Brand is defined as a marketing-related intangible asset including, but not limited to, names, terms, signs, symbols, logos, and designs, intended to identify goods, services, or entities, creating distinctive images and associations in the minds of stakeholders, thereby generating economic benefits.

Brand Strength

Brand strength is the efficacy of a brand’s performance on intangible measures relative to its competitors. Brand Finance evaluates brand strength in a process compliant with ISO 20671, looking at Marketing Investment, Stakeholder Equity, and the impact of those on Business Performance. The data used is derived from Brand Finance’s proprietary market research programme and from publicly available sources.

Each brand is assigned a Brand Strength Index (BSI) score out of 100, which feeds into the brand value calculation.
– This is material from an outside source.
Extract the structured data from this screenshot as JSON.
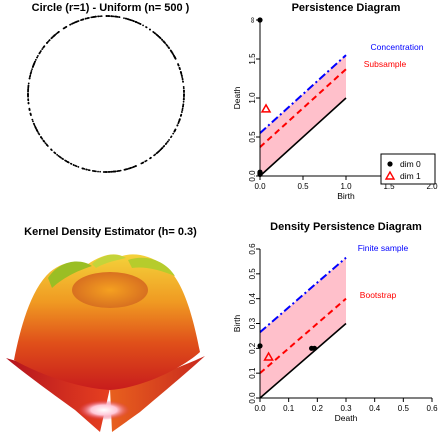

Based on the score, each brand is assigned a corresponding Brand Rating up to AAA+ in a format similar to a credit rating.

Brand Valuation Approach

Brand Finance calculates the values of brands in its rankings using the Royalty Relief approach – a brand valuation method compliant with the industry standards set in ISO 10668. It involves estimating the likely future revenues that are attributable to a brand by calculating a royalty rate that would be charged for its use, to arrive at a ‘brand value’ understood as a net economic benefit that a brand owner would achieve by licensing the brand in the open market.
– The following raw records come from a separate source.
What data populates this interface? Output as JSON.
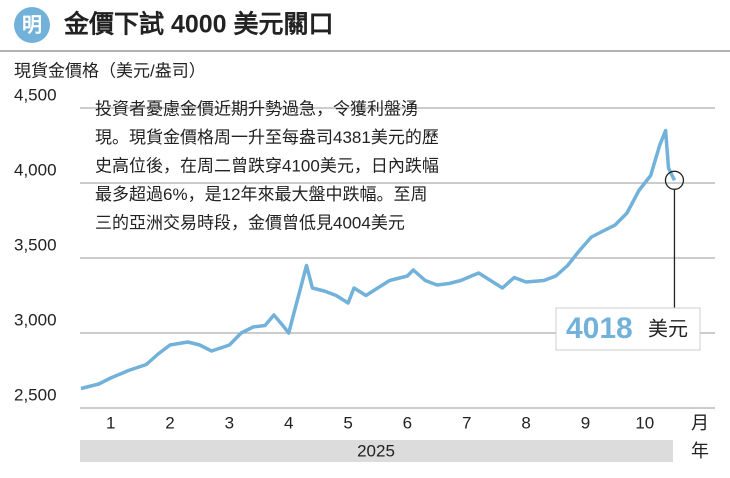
{
  "chart_data": {
    "type": "line",
    "logo": "明",
    "title": "金價下試 4000 美元關口",
    "y_axis_label": "現貨金價格（美元/盎司）",
    "annotation": [
      "投資者憂慮金價近期升勢過急，令獲利盤湧",
      "現。現貨金價格周一升至每盎司4381美元的歷",
      "史高位後，在周二曾跌穿4100美元，日內跌幅",
      "最多超過6%，是12年來最大盤中跌幅。至周",
      "三的亞洲交易時段，金價曾低見4004美元"
    ],
    "callout": {
      "value": "4018",
      "unit": "美元"
    },
    "x_unit": "月",
    "year_label": "2025",
    "year_unit": "年",
    "xlim": [
      0.5,
      11.2
    ],
    "xticks": [
      1,
      2,
      3,
      4,
      5,
      6,
      7,
      8,
      9,
      10
    ],
    "ylim": [
      2500,
      4500
    ],
    "yticks": [
      {
        "value": 2500,
        "label": "2,500"
      },
      {
        "value": 3000,
        "label": "3,000"
      },
      {
        "value": 3500,
        "label": "3,500"
      },
      {
        "value": 4000,
        "label": "4,000"
      },
      {
        "value": 4500,
        "label": "4,500"
      }
    ],
    "grid": true,
    "color": "#72b2da",
    "x": [
      0.5,
      0.8,
      1.0,
      1.3,
      1.6,
      1.8,
      2.0,
      2.3,
      2.5,
      2.7,
      3.0,
      3.2,
      3.4,
      3.6,
      3.75,
      3.9,
      4.0,
      4.1,
      4.2,
      4.3,
      4.4,
      4.6,
      4.8,
      5.0,
      5.1,
      5.3,
      5.5,
      5.7,
      6.0,
      6.1,
      6.3,
      6.5,
      6.7,
      6.9,
      7.2,
      7.4,
      7.6,
      7.8,
      8.0,
      8.3,
      8.5,
      8.7,
      8.9,
      9.1,
      9.3,
      9.5,
      9.7,
      9.9,
      10.1,
      10.25,
      10.35,
      10.4,
      10.5
    ],
    "values": [
      2630,
      2660,
      2700,
      2750,
      2790,
      2860,
      2920,
      2940,
      2920,
      2880,
      2920,
      3000,
      3040,
      3050,
      3120,
      3050,
      3000,
      3150,
      3300,
      3450,
      3300,
      3280,
      3250,
      3200,
      3300,
      3250,
      3300,
      3350,
      3380,
      3420,
      3350,
      3320,
      3330,
      3350,
      3400,
      3350,
      3300,
      3370,
      3340,
      3350,
      3380,
      3450,
      3550,
      3640,
      3680,
      3720,
      3800,
      3950,
      4050,
      4250,
      4350,
      4100,
      4018
    ]
  }
}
The steps in this process are as follows:

1 Calculate brand strength using a balanced scorecard of metrics assessing Marketing Investment, Stakeholder Equity, and Business Performance. Brand strength is expressed as a Brand Strength Index (BSI) score on a scale of 0 to 100.

2 Determine royalty range for each industry, reflecting the importance of brand to purchasing decisions. In luxury, the maximum percentage is high, while in extractive industry, where goods are often commoditised, it is lower. This is done by reviewing comparable licensing agreements sourced from Brand Finance’s extensive database.

3 Calculate royalty rate. The BSI score is applied to the royalty range to arrive at a royalty rate. For example, if the royalty range in a sector is 0-5% and a brand has a BSI score of 80 out of 100, then an appropriate royalty rate for the use of this brand in the given sector will be 4%.

4 Determine brand-specific revenues by estimating a proportion of parent company revenues attributable to a brand.

5 Determine forecast revenues using a function of historic revenues, equity analyst forecasts, and economic growth rates.

6 Apply the royalty rate to the forecast revenues to derive brand revenues.

7 Discount post-tax brand revenues to a net present value which equals the brand value.

Disclaimer

Brand Finance has produced this study with an independent and unbiased analysis. The values derived and opinions presented in this study are based on publicly available information and certain assumptions that Brand Finance used where such data was deficient or unclear. Brand Finance accepts no responsibility and will not be liable in the event that the publicly available information relied upon is subsequently found to be inaccurate. The opinions and financial analysis expressed in the study are not to be construed as providing investment or business advice. Brand Finance does not intend the study to be relied upon for any reason and excludes all liability to any body, government, or organisation.

The data presented in this study form part of Brand Finance's proprietary database, are provided for the benefit of the media, and are not to be used in part or in full for any commercial or technical purpose without written permission from Brand Finance.